What’s in a medical record?

The medical record contains many documents. The documents listed below are usually most helpful to patients, parents and legal guardians.

Immunizations
This report provides the information of the immunizations that the patient has had at Children’s.

Discharge summary
This report is completed after the patient is discharged from the hospital. The report is a summary of the admission to the hospital, care provided, the diagnosis, procedures, medications, tests, immunizations, any problems and the plan for care after discharge from the hospital.

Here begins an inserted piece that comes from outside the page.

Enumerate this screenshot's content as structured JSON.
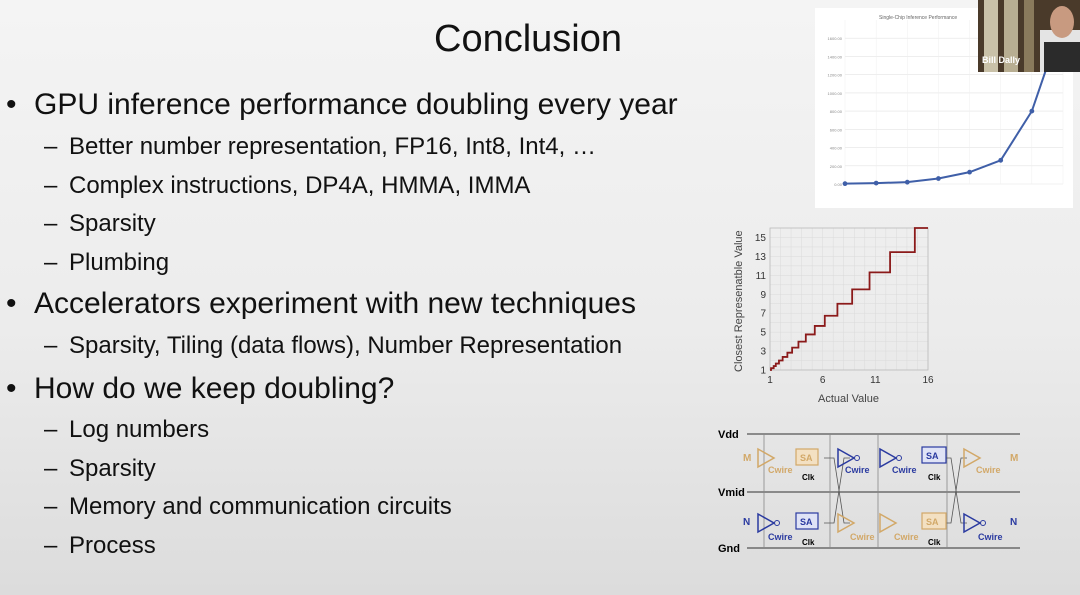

History and physical (H&P)
The history and physical report is completed for every hospital admission. It gives a detailed physical examination of the patient, the history of the present illness, the family medical history, the social history and a summary of the suspected causes of the patient’s illness.

Operative report (Op report)
This report is created for every major surgical procedure for a patient. It includes the diagnosis before and after surgery as well as a detailed summary of the actual procedure.

Lab results
These are reports that contain the results of lab tests the patient has had.   These results can take a while to appear in the medical record based on how long it takes to process the lab specimen.

Pathology report
If the patient had something removed during an operation, the laboratory produces an evaluation of the tissue. This report can take a while to appear in the medical record because the evaluation can take several days.

Medication reconciliation
This form is required both at admission to the hospital and discharge from the hospital. It lists all the medications the patient takes or needs to take at home.

Consultations
Often, a patient will require the advice of an expert physician, called a consultant. The consultant must complete a report of the visit and examination. This report is a specialized history and physical examination that focuses on a particular problem or diagnosis.

Discharge instructions
This form is completed for every patient who has stayed in the hospital. It lists diagnosis, diet limitations, activity limitations and follow-up visit instructions.

Outpatient visit Documentation
This report is completed for patients seen in our clinic or outpatient settings.   The report may contain a summary of the reason for the visit, problems, physical examination, immunizations, tests ordered, care provided, medications, treatment plan and follow-up care.